A KEY REDEVELOPMENT site in the centre of Ballsbridge, Dublin 4, has come on the market on the instructions of a receiver for a property investment company.
The directors of Pressaro Ltd are named as property investors Simon Kelly and John Walsh.
Ross Shorten of agent Lisney is seeking offers in the region of €9.5 million for the former Cablelink office building which adjoins the Herbert Park Hotel at 20 Pembroke Place, Ballsbridge, Dublin 4.
The same office block and an adjoining Edwardian house on Herbert Road were offered for sale two years ago at €30 million but failed to sell.
The two-storey office building is vacant and dates from the early 1980s when it was occupied by Cablelink and later NTL. The most recent tenant, AIB, paid an annual rent of €514,144 under a short term lease which recently expired.

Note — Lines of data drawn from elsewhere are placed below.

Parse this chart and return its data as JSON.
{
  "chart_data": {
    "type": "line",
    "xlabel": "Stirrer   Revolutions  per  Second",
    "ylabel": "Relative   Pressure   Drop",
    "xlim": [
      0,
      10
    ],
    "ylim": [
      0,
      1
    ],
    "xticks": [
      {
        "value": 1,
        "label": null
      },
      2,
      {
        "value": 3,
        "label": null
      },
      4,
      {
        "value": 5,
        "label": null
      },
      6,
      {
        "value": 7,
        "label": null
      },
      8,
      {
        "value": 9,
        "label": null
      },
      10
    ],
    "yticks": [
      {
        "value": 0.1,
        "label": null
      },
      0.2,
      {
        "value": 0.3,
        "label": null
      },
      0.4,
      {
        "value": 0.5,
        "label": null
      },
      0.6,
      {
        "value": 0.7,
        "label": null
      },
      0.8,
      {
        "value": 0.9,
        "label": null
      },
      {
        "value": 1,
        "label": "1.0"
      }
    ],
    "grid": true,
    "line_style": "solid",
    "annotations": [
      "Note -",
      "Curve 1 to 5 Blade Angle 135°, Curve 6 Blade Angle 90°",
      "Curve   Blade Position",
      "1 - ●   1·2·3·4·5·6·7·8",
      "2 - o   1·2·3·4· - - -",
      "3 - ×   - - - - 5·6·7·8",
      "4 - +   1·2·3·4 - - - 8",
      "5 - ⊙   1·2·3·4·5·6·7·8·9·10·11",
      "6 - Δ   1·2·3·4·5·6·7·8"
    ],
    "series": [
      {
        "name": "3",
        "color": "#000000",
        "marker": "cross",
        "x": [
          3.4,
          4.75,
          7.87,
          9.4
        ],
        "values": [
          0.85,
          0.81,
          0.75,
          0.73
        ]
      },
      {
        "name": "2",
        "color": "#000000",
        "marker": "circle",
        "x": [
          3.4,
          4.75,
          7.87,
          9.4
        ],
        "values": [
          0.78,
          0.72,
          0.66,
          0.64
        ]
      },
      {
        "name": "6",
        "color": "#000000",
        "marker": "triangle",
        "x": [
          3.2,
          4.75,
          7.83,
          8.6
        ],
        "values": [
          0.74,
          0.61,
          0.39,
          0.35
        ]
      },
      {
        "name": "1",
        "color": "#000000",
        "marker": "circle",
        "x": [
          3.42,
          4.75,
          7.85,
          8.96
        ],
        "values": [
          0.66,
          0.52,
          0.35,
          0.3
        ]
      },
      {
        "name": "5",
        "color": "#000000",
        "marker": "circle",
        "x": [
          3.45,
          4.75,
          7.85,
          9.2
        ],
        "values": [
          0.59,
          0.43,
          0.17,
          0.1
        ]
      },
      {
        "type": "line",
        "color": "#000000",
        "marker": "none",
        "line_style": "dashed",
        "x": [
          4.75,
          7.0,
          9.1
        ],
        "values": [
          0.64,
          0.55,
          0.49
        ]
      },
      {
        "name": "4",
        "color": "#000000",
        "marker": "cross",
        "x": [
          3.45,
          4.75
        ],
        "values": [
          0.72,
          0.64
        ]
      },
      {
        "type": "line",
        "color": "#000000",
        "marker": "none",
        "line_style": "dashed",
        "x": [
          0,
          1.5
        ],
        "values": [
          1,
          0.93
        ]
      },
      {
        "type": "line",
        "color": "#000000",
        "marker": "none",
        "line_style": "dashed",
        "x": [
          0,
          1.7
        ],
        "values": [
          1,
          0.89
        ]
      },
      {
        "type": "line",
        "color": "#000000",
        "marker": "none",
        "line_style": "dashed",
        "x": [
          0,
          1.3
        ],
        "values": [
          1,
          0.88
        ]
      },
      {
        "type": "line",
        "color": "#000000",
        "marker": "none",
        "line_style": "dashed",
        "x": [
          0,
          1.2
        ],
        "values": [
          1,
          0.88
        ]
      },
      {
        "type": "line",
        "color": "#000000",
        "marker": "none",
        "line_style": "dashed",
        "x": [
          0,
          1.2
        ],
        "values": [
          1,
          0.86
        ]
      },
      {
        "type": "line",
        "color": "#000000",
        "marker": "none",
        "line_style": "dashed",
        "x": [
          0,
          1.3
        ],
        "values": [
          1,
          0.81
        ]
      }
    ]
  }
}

The building has a floor area of 1,400sq m (15,070sq ft) and, according to Lisney, could be let in the short to medium term until the office market recovers. The agency suggests that, in the meantime, planning permission could be sought to demolish it and replace it with a substantially larger building.
The site of 0.4 of an acre has a surface car-park for 12 cars and a landscaped garden at the rear side. A redeveloped building would obviously include a car-park at basement level.
Developers with an interest in the well located property will obviously be looking at the prospect of enlarging the site further by buying-in some of the houses at the bottom end of Herbert Park which could possibly bring the overall site up to over an acre.
Even as things stand, new owners could expect to get planning permission for a high density office or apartment scheme given that the adjoining office, hotel and apartments overlooking Herbert Park are generally seven storeys. That permission was granted before the authorities came out in favour of high rise buildings rather than a continuation of the present suburban sprawl.
Despite the change of policy, planning permission has not yet been granted for a tower block on any of the hugely expensive sites assembled nearby by Sean Dunne, Ray Grehan and Gerry Kelly.
The obvious buyers for the former Cablelink building would be neighbours Sheelin McSharry who developed the Herbert Park Hotel and adjoining scheme but the firm has been largely inactive in the Dublin property market in recent years apart from completing a long running apartment scheme in Terenure, Dublin 6W.
The Herbert Park Hotel forms part of the former 5.5-acre Johnston Mooney O’Brien site at Ballsbridge which Telecom Éireann bought for £9.4 million in 1990 and later sold at a substantial loss to Sheelin McSharry. The purchase of the site in 1990 unleashed a chain of financial and political events which was ultimately a factor leading to a motion of no confidence in the leadership of former taoiseach Charles Haughey.
Early in 1995 Sheelin McSharry was able to sell 70 apartments at the scheme, from a hastily assembled office on site, with buyers queuing outside for one-bedroom apartments priced from £60,000 – considered very strong money at the time.